Brasil descobre a China e reforça laços culturais e comerciais

NILZA BELLINI


Peça de porcelana chinesa / Foto: Nilza Bellini

A China está na ordem do dia. Brasileiros de todas as regiões do país têm adotado cada vez mais hábitos culturais que nasceram nas terras longínquas de Lao Tsé, fundador do taoísmo e um dos maiores filósofos da história da humanidade, autor do Tao Te Ching, escrito há 2,6 mil anos. Práticas milenares como tai chi chuan, acupuntura, massagens terapêuticas ou herboterapia invadem empresas, lares e consultórios médicos. As universidades registram grande interesse pelos cursos sobre a China, e empresários de diferentes segmentos ainda festejam o acordo comercial firmado pelo presidente Luiz Inácio Lula da Silva com o governo chinês em 2004.

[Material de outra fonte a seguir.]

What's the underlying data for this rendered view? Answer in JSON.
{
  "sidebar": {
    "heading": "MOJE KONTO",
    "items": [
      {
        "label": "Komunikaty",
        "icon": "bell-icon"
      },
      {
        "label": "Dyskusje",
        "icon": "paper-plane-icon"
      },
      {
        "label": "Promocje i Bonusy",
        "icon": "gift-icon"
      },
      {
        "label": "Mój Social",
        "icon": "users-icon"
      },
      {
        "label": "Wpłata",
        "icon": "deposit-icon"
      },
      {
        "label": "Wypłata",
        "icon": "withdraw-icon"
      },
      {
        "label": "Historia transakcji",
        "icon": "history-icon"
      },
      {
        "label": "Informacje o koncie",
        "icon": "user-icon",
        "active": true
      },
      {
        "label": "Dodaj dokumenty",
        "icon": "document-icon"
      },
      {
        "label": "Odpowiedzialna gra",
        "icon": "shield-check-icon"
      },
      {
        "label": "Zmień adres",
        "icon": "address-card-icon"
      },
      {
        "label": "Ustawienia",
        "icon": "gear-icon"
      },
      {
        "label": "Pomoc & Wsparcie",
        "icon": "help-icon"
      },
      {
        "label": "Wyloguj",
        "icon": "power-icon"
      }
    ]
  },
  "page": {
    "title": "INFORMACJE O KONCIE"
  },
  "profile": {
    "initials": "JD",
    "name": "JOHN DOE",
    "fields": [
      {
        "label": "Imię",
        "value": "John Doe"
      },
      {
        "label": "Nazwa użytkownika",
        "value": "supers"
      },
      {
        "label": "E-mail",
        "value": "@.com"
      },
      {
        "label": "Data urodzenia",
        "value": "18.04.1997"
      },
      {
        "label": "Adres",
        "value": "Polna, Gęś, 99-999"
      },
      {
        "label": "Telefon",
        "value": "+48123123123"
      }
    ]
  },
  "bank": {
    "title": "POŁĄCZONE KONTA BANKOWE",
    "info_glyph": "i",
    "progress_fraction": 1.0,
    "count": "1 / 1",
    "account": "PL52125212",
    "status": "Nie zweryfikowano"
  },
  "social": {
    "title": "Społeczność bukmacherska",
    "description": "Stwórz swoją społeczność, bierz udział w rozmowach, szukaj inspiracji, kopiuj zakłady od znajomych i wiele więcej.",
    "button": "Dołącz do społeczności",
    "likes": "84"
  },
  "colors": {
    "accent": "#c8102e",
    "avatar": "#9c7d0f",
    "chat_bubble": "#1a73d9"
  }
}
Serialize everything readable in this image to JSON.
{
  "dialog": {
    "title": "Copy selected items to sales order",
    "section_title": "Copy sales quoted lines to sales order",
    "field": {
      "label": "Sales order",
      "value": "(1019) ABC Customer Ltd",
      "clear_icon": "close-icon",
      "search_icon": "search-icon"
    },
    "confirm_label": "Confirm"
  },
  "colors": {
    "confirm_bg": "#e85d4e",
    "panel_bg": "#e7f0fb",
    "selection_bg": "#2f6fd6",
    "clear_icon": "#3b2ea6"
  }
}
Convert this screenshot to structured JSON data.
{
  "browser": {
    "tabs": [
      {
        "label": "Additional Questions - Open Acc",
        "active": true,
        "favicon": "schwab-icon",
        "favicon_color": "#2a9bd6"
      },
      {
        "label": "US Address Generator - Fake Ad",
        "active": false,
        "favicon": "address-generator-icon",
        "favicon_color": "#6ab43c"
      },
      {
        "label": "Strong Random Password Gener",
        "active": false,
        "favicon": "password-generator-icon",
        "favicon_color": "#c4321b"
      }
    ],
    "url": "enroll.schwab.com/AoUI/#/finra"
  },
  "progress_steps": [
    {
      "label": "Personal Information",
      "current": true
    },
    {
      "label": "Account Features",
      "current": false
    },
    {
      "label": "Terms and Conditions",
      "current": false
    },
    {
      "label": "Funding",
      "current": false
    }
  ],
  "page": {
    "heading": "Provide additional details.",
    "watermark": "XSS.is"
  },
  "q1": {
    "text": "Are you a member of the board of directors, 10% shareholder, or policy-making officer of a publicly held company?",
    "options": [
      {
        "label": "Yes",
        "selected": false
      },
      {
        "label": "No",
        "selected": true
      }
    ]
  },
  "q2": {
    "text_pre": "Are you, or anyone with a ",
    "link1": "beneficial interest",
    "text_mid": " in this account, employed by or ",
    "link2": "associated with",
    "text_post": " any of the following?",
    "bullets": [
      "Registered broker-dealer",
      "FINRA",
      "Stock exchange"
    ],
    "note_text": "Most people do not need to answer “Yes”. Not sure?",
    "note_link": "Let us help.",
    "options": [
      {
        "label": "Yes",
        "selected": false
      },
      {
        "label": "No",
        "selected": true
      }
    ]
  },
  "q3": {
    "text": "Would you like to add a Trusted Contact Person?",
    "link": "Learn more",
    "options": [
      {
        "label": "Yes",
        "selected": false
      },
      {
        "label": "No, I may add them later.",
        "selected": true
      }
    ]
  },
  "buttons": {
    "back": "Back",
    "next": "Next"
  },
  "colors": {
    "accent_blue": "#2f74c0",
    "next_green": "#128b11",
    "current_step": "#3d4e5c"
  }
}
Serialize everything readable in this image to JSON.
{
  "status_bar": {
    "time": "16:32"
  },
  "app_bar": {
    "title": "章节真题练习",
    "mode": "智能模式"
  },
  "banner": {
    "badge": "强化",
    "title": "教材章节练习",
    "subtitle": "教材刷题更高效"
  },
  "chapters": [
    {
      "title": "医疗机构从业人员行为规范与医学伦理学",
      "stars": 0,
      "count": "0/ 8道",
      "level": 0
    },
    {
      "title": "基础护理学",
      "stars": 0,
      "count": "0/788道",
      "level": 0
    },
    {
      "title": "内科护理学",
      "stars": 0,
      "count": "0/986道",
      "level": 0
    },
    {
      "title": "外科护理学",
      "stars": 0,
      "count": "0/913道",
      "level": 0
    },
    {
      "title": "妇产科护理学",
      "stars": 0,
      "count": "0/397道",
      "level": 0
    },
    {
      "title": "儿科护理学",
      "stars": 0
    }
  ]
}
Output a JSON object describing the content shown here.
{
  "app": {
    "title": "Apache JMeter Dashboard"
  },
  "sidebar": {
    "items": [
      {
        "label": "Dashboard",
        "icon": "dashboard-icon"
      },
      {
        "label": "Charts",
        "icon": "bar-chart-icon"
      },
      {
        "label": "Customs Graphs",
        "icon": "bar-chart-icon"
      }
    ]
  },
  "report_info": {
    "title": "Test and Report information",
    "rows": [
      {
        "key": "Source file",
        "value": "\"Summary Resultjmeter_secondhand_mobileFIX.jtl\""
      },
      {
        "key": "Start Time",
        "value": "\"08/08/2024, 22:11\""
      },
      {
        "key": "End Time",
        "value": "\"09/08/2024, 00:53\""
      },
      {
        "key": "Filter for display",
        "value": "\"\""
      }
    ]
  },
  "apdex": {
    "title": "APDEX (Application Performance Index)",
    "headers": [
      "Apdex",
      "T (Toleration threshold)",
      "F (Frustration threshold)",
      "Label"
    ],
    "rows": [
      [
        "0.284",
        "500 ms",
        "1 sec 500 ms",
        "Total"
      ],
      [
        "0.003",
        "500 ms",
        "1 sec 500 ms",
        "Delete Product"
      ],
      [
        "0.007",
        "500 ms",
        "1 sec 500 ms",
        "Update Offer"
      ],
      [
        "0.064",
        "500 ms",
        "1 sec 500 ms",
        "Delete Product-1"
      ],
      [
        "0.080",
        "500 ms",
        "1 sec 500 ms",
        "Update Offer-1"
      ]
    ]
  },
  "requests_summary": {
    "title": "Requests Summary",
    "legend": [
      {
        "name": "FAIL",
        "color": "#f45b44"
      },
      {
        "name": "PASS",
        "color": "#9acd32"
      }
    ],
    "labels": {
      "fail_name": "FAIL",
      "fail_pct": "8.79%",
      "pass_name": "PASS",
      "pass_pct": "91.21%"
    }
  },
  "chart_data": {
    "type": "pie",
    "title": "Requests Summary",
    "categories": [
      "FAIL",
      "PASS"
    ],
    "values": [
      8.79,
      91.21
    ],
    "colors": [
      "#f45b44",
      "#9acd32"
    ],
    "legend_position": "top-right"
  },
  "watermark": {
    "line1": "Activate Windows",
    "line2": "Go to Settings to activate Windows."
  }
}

Existem, no entanto, divergências devido ao fato de o governo ter reconhecido a China como economia de mercado, em novembro do ano passado, uma vez que há empresários brasileiros preocupados com a possibilidade de o Brasil ser prejudicado nas relações comerciais com o país. Segundo dados divulgados pelo Ministério do Desenvolvimento, Indústria e Comércio Exterior, a China importou do Brasil, em 2004, aproximadamente US$ 5,5 bilhões. As vendas, porém, ainda estão centradas em praticamente um só produto: soja em grãos. Mas, uma vez que a China é considerada atualmente o maior mercado do mundo e a participação brasileira nas compras chinesas é de apenas 0,6%, pode estar aí a justificativa para esse reconhecimento.

Cá entre nós

Lytton Leite Guimarães, professor de relações internacionais na Universidade de Brasília (UnB) e coordenador do Núcleo de Estudos Asiáticos daquela instituição, acredita que a presença de chineses no Brasil vem aumentando. "A chegada de imigrantes graduados em universidades é reflexo do desemprego naquele país. Eles buscam oportunidades de trabalho não só no Brasil mas também em outros lugares do mundo. Aqui têm sido mais notados os executivos de empresas chinesas que fazem investimentos no país", diz Guimarães.

O professor, que é Ph.D. em relações internacionais pela Universidade de Michigan, nos Estados Unidos, ressalta que a política das companhias chinesas é empregar mão-de-obra local, por baixos salários. O objetivo dos executivos aqui presentes, assim, seria apenas implantar métodos chineses de administração. Por essa razão, os imigrantes oriundos de regiões carentes seriam poucos. Mas, segundo Guimarães, também existem denúncias, não comprovadas, de que muitos chineses pobres ingressariam ilegalmente no Brasil, a partir de países como Paraguai e Bolívia, recrutados por empresas coreanas, que utilizariam a força de trabalho desses clandestinos em troca de pagamentos insignificantes.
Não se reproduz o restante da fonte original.